2. Vous êtes fraichement investi comme chef d’Etat d’un pays, où, selon le Mapping Report des Nations Unis (2010) entre autres, le sang de plus de huit millions de personnes innocentes a coulé comme pour satisfaire la volonté de puissance d’UN SEUL et UNIQUE INDIVIDU ! Et cela depuis 1996 seulement !

3. Allez donc voir à l’origine de tous ces groupes armés congolais, vous en trouverez UN, toujours le même bien que parfois sous différentes dénominations, qui attaque les autres pour prendre leurs vies, leurs terres et leurs biens afin de les asservir. Et les lésés, acculés à l’auto-défense, créent tant bien que mal leurs propres groupes armés. Ignoreriez-vous l’identité de l’INDIVUDU qui soutient, finance et manipule à sa guise les guerres tribales du Kivu, depuis au moins 25 ans ?

4. Les groupes armés d’origine rwandaise présents sur le sol de la RDC ne sont pas non plus tombés du ciel. En 1994, des millions de citoyens rwandais ont débarqué en RDC en fuyant le même INDIVIDU qui venait de prendre tout le pouvoir au Rwanda en assassinant le Président Habyarimana, d’heureuse mémoire : rappelons-nous que pendant sa présidence (1973-1994), il n’y a jamais eu de problème entre son pays et le Zaïre, il n’y avait que des projets de paix et de développement régional telle la CPGEL, etc. N’oublions pas que depuis 1996, le même INDIVIDU n’a cessé de violer les frontières du Zaïre/RDC en toute impunité pour aller détruire à coup de bombes mortelles les camps de ces millions de concitoyens qui l’avaient fui. Le nombre d’innocents massacrés dépasse tout entendement.
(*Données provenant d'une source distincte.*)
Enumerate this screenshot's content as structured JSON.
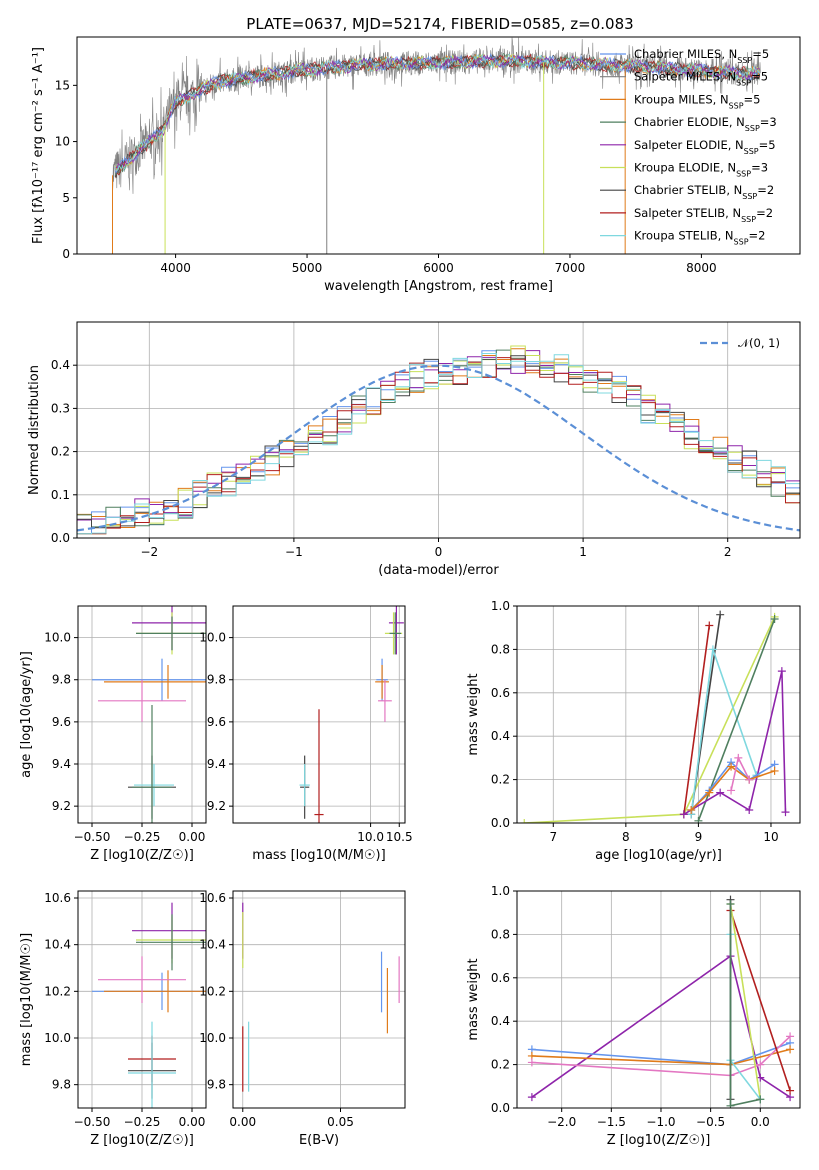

5. Venons-en maintenant aux groupes armés d’origine burundaise en maquis au Kivu. Ils ont tous quelque chose à voir avec la situation de chaos créée par l’assassinat sauvage du premier président bantou démocratiquement élu au Burundi : il s’appelait Melchior NDANDAYE ! Ce n’est plus un secret pour personne, Paul KAGAME était présent à Bujumbura en cette nuit du 20 au 21 octobre 1993 et il a eu son mot à dire dans la conduite des malheureux événements. De sources concordantes et sûres, Paul Kagame voyait d’un très mauvais œil l’élection d’un hutu/bantou à la tête du Burundi. Il avait peur de perdre ainsi un allié stratégique (le président burundais sortant), alors qu’il s’apprêtait à provoquer le cataclysme à Kigali pour prendre tout le pouvoir, peu importe la quantité du sang à verser.

Monsieur le Président,

6. Nous avons toujours à l’esprit la longue lutte pour la dignité du Peuple Congolais menée par votre père, feu Etienne Tschisekedi d’heureuse mémoire… Vous connaissez mieux que moi l’histoire de votre pays. Je suis très convaincu que vous êtes un homme profondément croyant, de très bon cœur et que vous voulez vraiment le bien suprême de votre peuple, c’est-à-dire, le développement économique, la stabilité, la PAIX.
Et si c’est le cas, s’il vous plaît, pourquoi ne pas prendre votre courage à deux mains ? Ne zigzaguez plus, arrêtez de jouer la comédie et cessez de prendre des vessies pour des lanternes. Au fait, quel intérêt auriez-vous à vous allier avec le FOSSOYEUR de votre peuple, le PYROMANE invétéré, heureux de mettre continuellement le feu à votre maison ?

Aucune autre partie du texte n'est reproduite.